| Sell 10 million
copies of your debut album and you might find yourself putting on a few
airs. Evidence that it's happened to matchbox twenty can be found in the
new, spelled-out format of their all-lowercased name and the pretentious
insertion of that name into the title of this, their sophomore set. The
level of popularity achieved by their 1996 debut, Yourself or Someone
Like You, posed a more profound problem, though--should they follow in
the footsteps of that smash effort, or strike out in a different direction?

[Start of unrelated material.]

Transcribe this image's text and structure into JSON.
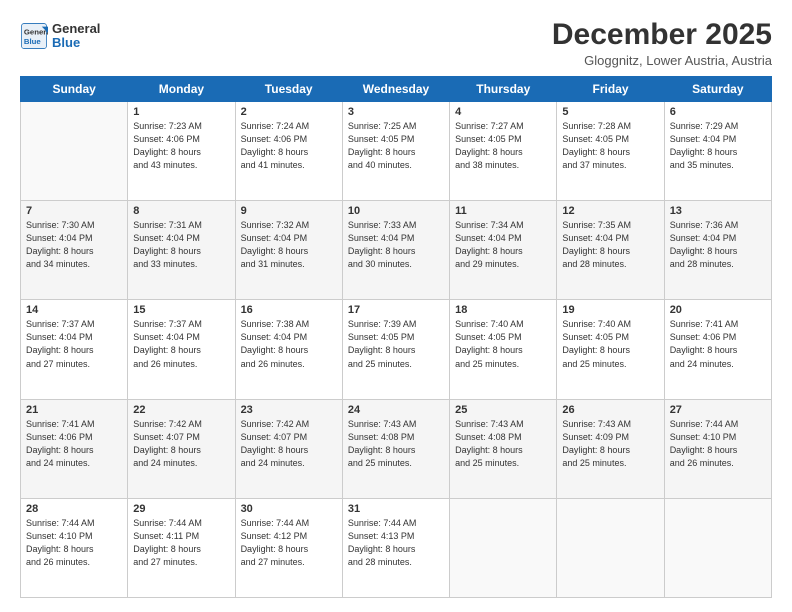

To their credit, the Orlando quintet puts their massive popularity on
the line by opting mostly for the latter course: there are no obvious
retreads here of earlier hits such as "Push," "3 a.m.," and "Real World"--or
of "Smooth," the multiple-Grammy-winning Santana hit penned and sung by
matchbox frontman Rob Thomas. Instead, the album sports a nice mix of
material that is catchy, but may take a little longer to settle into your
memory banks, such as the moody yet intense "Bent," the horn-driven rocker
"Black & White People," and several songs examining various aspects of
relationships, "If You're Gone," "Rest Stop," and "Bed of Lies." Whatever
the members of matchbox twenty want to call themselves, these guys may
yet be able to have it all--artistic growth as well as massive sales.
They're not headed for Hootieville just yet.